The judge may grant a party time to file a post-hearing brief with proposed findings of fact, conclusions of law, and the specific relief sought. The brief must refer to all portions of the record and authorities relied upon in support of each assertion.
At the conclusion of the proceeding, the judge must issue a written decision and order.
A motion for reconsideration of a decision and order must be filed no later than 10 days after service of the decision on the moving party.
(a) Relief pending review. If a timely motion is made for relief that the judge lacks authority to grant because a petition for review has been docketed and is pending, the judge may:
(1) Defer considering the motion;
(2) Deny the motion; or
(3) State either that the judge would grant the motion if the reviewing body remands for that purpose or that the motion raises a substantial issue.
(b) Notice to reviewing body.

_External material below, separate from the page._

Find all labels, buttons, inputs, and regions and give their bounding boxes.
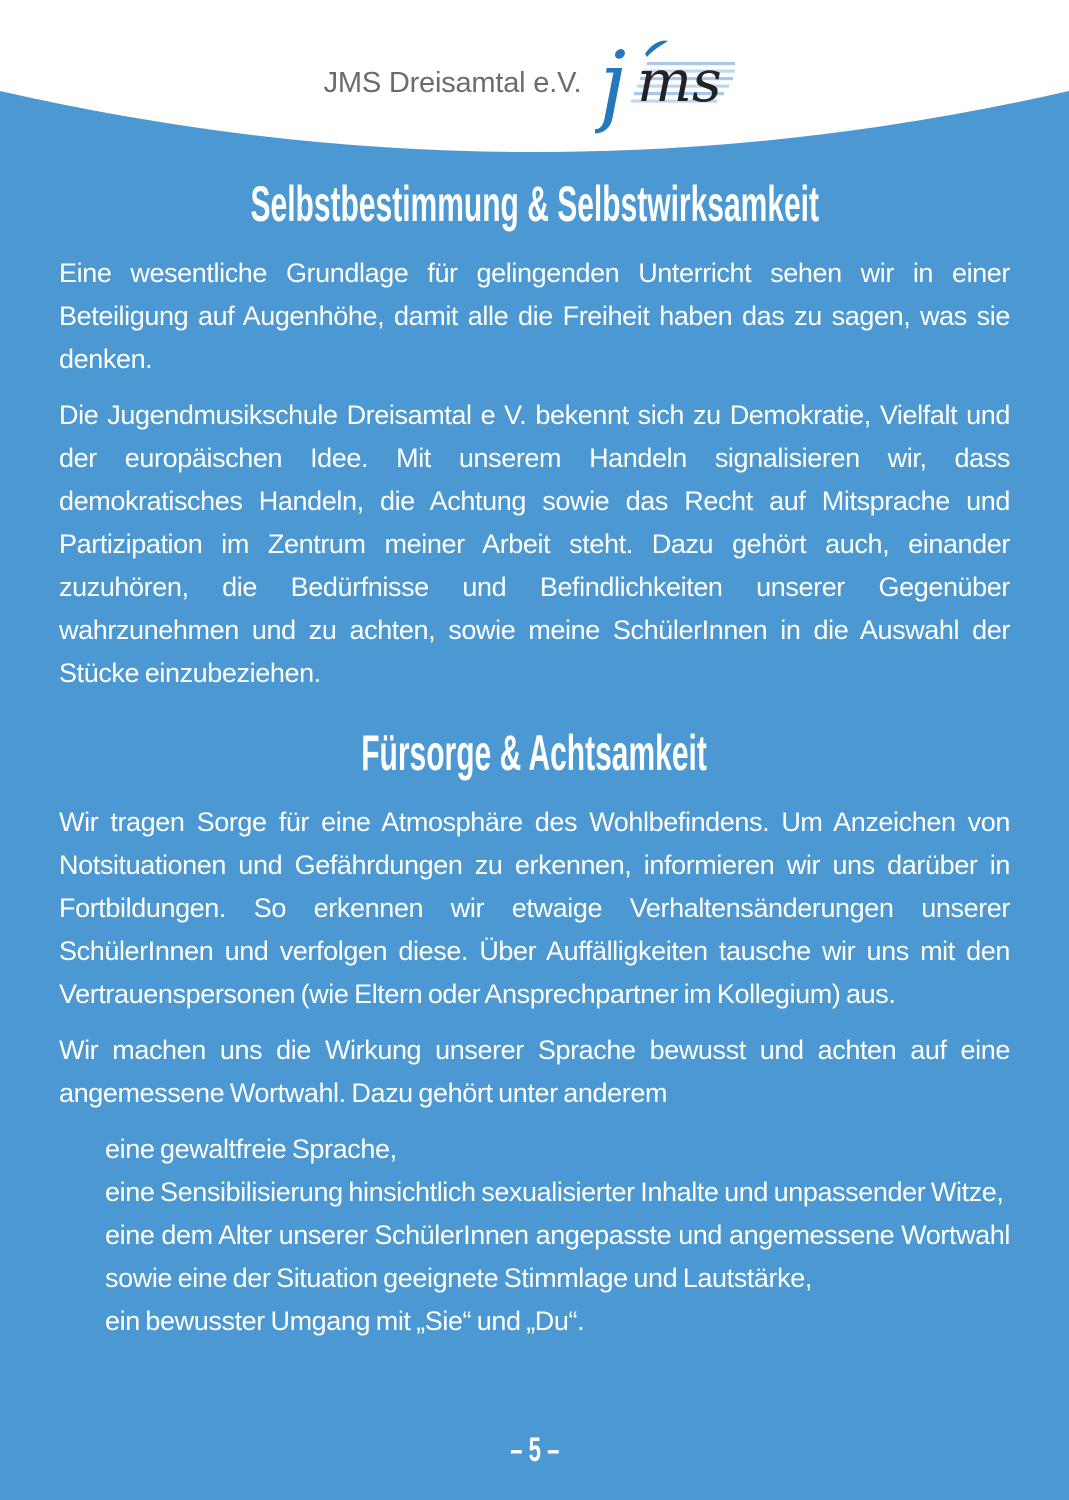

The movant must promptly notify the clerk of the reviewing body if the judge states that he or she would grant the motion or that the motion raises a substantial issue.
(c) Remand. The judge may decide the motion if the reviewing body remands for that purpose.
The statute or regulation that conferred hearing jurisdiction provides the procedure for review of a judge's decision. If the statute or regulation does not provide a procedure, the judge's decision becomes the Secretary's final administrative decision.